The a priori inclusion criteria were: (1) randomized controlled trials, (2) exercise intervention≥24weeks, (3) comparative control group, (4) postmenopausal women, (5) participants not regularly active, i.e., less than 150minutes of moderate intensity (3.0 to 5.9 metabolic equivalents) weight bearing endurance activity per week, less than 75minutes of vigorous intensity (> 6.0 metabolic equivalents) weight bearing endurance activity per week, resistance training < 2 times per week, (6) published and unpublished studies in any language since January 1, 1989, (7) BMD data available at the FN and/or LS. Studies were located by searching six electronic databases, cross-referencing, hand searching and expert review. Dual selection of studies and data abstraction were performed. Hedge’s standardized effect size (g) was calculated for each FN and LS BMD result and pooled using random-effects models. Z-score alpha values, 95%confidence intervals (CI) and number-needed-to-treat (NNT) were calculated for pooled results. Heterogeneity was examined using Q and I2. Mixed-effects ANOVA and simple meta-regression were used to examine changes in FN and LS BMD according to selected categorical and continuous variables. Statistical significance was set at an alpha value ≤0.05 and a trend at >0.05 to≤0.10.
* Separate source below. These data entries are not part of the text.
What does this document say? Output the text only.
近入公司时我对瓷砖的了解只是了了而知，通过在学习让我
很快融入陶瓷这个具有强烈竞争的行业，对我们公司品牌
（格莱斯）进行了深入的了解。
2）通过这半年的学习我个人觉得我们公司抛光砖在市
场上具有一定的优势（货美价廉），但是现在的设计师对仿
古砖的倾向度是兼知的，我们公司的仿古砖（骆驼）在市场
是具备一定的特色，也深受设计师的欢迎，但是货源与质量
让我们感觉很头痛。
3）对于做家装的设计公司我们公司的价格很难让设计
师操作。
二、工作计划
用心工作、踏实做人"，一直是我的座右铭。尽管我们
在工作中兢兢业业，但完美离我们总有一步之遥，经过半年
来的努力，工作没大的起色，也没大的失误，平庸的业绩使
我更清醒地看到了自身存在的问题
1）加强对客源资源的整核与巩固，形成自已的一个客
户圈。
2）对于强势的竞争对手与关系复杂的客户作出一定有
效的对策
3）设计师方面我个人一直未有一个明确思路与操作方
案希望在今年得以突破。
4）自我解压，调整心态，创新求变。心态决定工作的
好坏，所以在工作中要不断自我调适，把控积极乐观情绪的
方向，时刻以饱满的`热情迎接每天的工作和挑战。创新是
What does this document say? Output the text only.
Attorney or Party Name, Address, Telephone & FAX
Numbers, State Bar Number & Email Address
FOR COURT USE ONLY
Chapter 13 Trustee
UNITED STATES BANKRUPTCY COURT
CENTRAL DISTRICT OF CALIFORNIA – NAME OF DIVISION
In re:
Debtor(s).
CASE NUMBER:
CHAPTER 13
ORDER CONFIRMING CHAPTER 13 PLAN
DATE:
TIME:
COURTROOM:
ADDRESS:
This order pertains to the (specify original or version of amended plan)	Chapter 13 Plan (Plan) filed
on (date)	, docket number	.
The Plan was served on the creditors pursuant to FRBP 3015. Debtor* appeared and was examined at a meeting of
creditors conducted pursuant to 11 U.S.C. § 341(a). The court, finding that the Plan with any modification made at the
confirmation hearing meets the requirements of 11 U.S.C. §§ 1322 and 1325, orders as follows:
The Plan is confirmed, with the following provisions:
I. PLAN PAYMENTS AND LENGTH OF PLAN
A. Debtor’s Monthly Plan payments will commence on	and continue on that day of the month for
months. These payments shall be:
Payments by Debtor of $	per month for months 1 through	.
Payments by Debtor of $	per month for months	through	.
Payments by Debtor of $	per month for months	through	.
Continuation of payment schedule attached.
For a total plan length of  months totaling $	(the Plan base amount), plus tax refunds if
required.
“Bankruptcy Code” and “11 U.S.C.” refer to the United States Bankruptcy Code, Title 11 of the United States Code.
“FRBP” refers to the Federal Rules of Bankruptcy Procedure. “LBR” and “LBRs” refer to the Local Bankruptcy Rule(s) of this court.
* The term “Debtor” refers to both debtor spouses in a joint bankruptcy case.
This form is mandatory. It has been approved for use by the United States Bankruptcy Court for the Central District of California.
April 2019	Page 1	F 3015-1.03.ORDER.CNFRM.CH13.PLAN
Small, statistically significant exercise minus control group improvements were found for both FN (28g’s, 1632 participants, g=0.288, 95% CI=0.102, 0.474, p=0.002, Q=90.5, p<0.0001, I2=70.1%, NNT=6) and LS (28g’s, 1504 participants, g=0.179, 95% CI=−0.003, 0.361, p=0.05, Q=77.7, p<0.0001, I2=65.3%, NNT=6) BMD. Clinically, it was estimated that the overall changes in FN and LS would reduce the 20-year relative risk of osteoporotic fracture at any site by approximately 11% and 10%, respectively. None of the mixed-effects ANOVA analyses were statistically significant. Statistically significant, or a trend for statistically significant, associations were observed for changes in FN and LS BMD and 20 different predictors.
The overall findings suggest that exercise may result in clinically relevant benefits to FN and LS BMD in postmenopausal women. Several of the observed associations appear worthy of further investigation in well-designed randomized controlled trials.